Pediatrician Jay Gordon is not pleased with the portrayal of his antivaccination friends in a PBS documentary:

"I base everything I do on my reading of CDC and World Health Organization statistics about disease incidence in the United States and elsewhere. I base everything I do on having spent the past thirty years in pediatric practice watching tens of thousands of children get vaccines, not get vaccines and the differences I see.

"Vaccines change children.

"Most experts would argue that the changes are unequivocally good. My experience and three decades of observation and study tell me otherwise. Vaccines are neither all good—as this biased, miserable PBS treacle would have you believe—nor all bad as the strident anti-vaccine camp argues....

"The way vaccines are manufactured and administered right now in 2010 makes vaccines and their ingredients part of the group of toxins which have led to a huge increase in childhood diseases including autism. Your show made parents’ decisions harder and did nothing except regurgitate old news."

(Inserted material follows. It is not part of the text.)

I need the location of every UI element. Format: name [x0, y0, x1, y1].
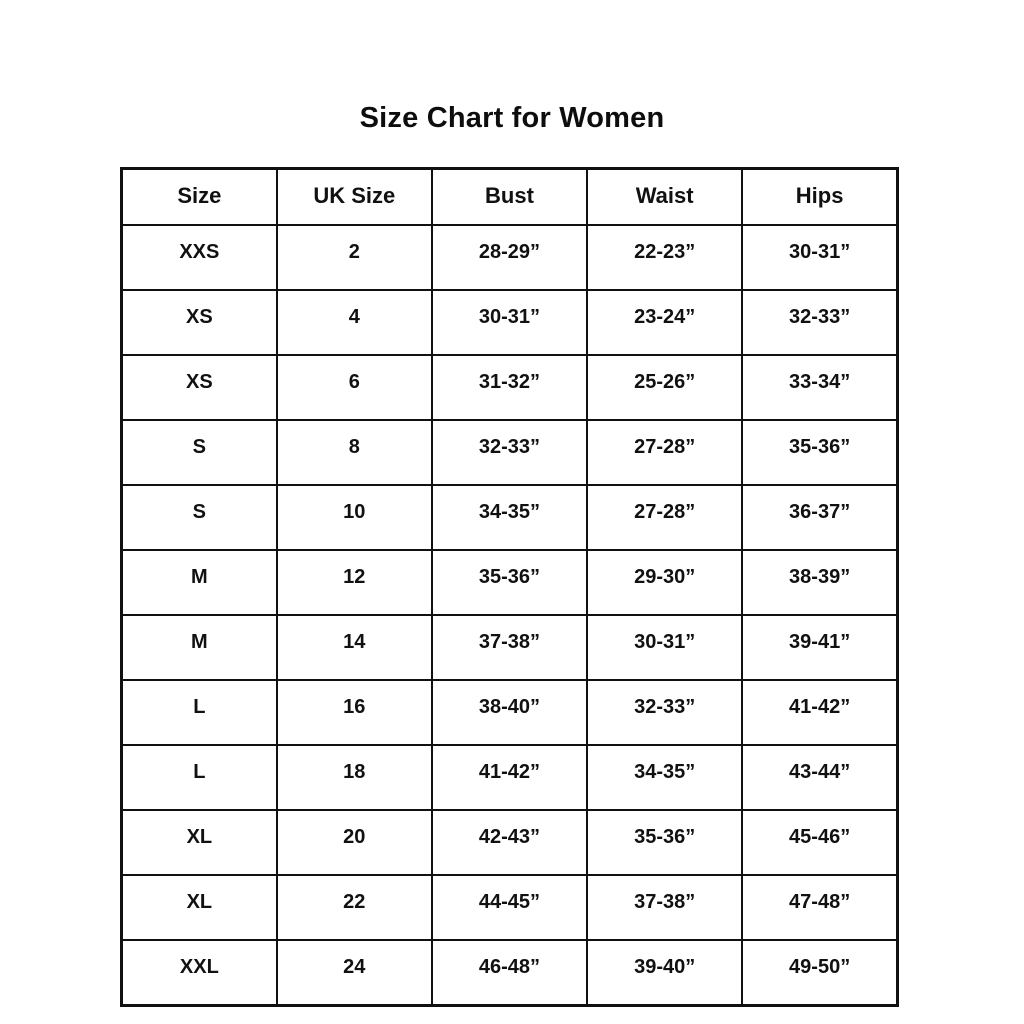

The Huffington Post didn’t keep scientific fantasy confined to vaccination; it also posted pieces on intelligent design and “alternative” cancer cures, among other things. The doctor-edited Science Based Medicine blog has pushed back against the Huffington Post’s assault on science multiple times

I understand there’s a reason we have a thriving sector of the economy selling extra-medical advice that Huffington now wants to join: People are unsatisfied with the medical establishment, and they want answers they can understand. Doctors, nurses, therapists and other accredited medical professionals can be inept at satisfying patients (though most are quite good at this, in my experience). It can be easy to ignore their years of education and piles of graduate degrees and certifications when a doctor tells you you’re out of treatment options or can’t give a clear answer on a therapy’s outcome because he or she (or the science) doesn’t have a clear answer. 

But we should be skeptical of anyone who sees economic opportunity in selling us answers that science and mainstream medicine have not yet provided (despite their best efforts). Huffington has gone a step further and enabled people who encourage dangerous behavior and deserve to be ignored. Keep that in mind before you “Thrive” (for a price, of course).